In our study, patients with a high BMI and aged < 54.5 experienced longer PFS, which indicates that advanced age might be a negative predictive factor of chemotherapy. A previous study reported that patients aged > 65 years were more likely to have poor performance status, multiple comorbidities, and survival rates became poorer with increasing age.27 The shorter PFS of older patients in our study might also be a result of poor performance status and a higher rate of comorbidities, although previous research has shown that age does not worsen efficacy or tolerance to NSCLC.28 A larger cohort and multivariate analysis of the relationship between age and treatment efficacy are required.
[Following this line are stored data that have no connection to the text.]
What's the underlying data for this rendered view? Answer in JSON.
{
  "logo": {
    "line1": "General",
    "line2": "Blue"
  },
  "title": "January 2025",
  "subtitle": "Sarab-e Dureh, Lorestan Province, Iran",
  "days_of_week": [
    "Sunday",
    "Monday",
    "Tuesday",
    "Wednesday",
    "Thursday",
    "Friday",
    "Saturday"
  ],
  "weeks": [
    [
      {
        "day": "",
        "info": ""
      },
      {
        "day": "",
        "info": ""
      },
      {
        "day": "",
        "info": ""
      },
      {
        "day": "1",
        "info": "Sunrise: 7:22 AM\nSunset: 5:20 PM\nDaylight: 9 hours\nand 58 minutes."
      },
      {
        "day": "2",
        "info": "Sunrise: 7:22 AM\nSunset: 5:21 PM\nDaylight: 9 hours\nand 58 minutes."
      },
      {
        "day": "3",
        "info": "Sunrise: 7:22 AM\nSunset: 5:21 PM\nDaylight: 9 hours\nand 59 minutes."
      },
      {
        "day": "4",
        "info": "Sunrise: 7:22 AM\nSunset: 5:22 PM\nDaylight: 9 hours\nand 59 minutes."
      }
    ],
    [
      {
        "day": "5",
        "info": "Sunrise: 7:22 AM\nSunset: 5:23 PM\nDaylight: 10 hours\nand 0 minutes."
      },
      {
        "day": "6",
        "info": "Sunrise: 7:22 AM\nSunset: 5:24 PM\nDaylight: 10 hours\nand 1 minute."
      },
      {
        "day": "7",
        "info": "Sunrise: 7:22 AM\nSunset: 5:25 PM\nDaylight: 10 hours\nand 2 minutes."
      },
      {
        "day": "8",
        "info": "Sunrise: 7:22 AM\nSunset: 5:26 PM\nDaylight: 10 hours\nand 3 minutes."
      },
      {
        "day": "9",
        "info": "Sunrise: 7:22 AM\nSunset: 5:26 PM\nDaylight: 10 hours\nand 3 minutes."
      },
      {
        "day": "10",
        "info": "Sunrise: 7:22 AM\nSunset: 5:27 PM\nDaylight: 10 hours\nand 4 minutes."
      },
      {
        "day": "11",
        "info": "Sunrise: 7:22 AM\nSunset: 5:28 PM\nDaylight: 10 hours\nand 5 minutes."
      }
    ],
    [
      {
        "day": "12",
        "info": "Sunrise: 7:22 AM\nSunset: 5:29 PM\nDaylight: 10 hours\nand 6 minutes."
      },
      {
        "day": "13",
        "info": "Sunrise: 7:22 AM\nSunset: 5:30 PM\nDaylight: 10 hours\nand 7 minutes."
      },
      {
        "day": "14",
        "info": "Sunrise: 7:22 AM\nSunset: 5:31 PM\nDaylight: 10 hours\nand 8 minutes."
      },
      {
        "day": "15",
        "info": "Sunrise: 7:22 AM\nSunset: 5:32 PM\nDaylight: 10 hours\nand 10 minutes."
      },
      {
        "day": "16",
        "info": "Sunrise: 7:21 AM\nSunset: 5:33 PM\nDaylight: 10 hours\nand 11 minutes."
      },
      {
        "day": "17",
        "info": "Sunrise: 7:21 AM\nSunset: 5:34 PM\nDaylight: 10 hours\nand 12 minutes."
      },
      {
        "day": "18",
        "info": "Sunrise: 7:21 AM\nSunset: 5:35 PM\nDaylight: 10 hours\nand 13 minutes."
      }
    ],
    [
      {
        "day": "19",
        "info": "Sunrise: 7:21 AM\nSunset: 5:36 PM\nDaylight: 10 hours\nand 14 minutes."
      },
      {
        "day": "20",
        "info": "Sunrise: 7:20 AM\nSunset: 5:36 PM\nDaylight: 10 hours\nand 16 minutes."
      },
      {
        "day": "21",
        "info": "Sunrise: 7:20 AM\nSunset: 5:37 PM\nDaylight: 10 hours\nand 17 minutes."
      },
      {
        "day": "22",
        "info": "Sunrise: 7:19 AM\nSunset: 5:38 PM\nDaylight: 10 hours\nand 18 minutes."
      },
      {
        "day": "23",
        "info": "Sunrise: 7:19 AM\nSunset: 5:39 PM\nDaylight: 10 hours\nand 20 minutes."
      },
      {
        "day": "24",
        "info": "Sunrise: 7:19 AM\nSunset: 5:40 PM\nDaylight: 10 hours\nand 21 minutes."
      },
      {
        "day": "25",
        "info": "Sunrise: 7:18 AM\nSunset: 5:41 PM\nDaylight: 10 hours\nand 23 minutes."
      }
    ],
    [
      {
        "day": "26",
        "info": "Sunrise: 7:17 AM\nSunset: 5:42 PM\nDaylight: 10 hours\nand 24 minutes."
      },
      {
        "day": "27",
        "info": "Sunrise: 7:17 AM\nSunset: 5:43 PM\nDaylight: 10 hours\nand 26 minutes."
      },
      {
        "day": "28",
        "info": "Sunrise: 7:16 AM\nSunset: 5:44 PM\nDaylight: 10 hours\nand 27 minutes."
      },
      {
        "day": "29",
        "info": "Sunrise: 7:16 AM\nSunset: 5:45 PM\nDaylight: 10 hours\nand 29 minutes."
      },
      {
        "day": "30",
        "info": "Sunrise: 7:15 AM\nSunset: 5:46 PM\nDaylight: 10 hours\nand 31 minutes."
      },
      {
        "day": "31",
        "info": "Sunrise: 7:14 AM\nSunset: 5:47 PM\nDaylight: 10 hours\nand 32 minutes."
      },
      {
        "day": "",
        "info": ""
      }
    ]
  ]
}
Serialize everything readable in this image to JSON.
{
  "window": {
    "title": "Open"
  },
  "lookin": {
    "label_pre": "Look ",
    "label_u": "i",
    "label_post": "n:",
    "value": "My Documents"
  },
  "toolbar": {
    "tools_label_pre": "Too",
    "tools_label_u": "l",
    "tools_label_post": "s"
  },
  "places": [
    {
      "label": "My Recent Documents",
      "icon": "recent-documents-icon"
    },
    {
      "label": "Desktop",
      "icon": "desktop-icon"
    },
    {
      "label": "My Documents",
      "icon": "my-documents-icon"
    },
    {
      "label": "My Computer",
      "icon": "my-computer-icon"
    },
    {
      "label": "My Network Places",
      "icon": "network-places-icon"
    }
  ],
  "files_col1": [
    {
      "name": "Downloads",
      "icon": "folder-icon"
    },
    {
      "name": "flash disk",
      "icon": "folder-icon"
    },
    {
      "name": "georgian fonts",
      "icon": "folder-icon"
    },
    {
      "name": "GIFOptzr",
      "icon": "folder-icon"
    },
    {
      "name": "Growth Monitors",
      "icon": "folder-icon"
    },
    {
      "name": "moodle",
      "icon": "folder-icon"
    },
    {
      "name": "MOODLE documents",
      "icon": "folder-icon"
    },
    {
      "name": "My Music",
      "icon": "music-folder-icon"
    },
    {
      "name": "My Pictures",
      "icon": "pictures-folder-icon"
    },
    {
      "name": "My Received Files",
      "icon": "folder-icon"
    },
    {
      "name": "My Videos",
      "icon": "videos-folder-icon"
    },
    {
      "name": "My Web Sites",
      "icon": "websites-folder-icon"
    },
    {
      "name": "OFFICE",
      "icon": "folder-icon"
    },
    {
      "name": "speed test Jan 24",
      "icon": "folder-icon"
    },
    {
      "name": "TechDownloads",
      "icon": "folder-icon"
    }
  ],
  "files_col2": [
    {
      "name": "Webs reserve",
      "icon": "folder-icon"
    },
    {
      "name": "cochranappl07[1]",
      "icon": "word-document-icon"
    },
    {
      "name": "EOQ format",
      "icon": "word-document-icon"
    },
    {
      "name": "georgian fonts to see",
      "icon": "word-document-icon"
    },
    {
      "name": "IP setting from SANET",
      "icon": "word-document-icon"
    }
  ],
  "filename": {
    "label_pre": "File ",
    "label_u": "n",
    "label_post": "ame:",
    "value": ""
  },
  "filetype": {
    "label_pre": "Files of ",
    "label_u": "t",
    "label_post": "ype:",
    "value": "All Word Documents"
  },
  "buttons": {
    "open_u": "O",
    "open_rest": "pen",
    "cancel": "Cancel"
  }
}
Patients in our study who achieved an objective response (PR + CR) to treatment had the longest OS, which has been previously been proven.29 The University of Texas M.D. Anderson Lung Cancer Collaborative Research Group found that CT RECIST is a reliable predictor of OS in NSCLC patients.30

Classification and regression tree programs effectively segregate patients into different groups with significantly different prognoses. Patients with a higher BMI and younger age benefit more from GP treatment. Patients who achieved a better response and had a higher BMI experienced longer OS.

Disclosure

The authors declare no conflict of interest.

Acknowledgment

The authors wish to thank Dr. Mailin Chen and Ning Wang (Radiological Department, Peking University Cancer Hospital) for their assessments of response to treatment.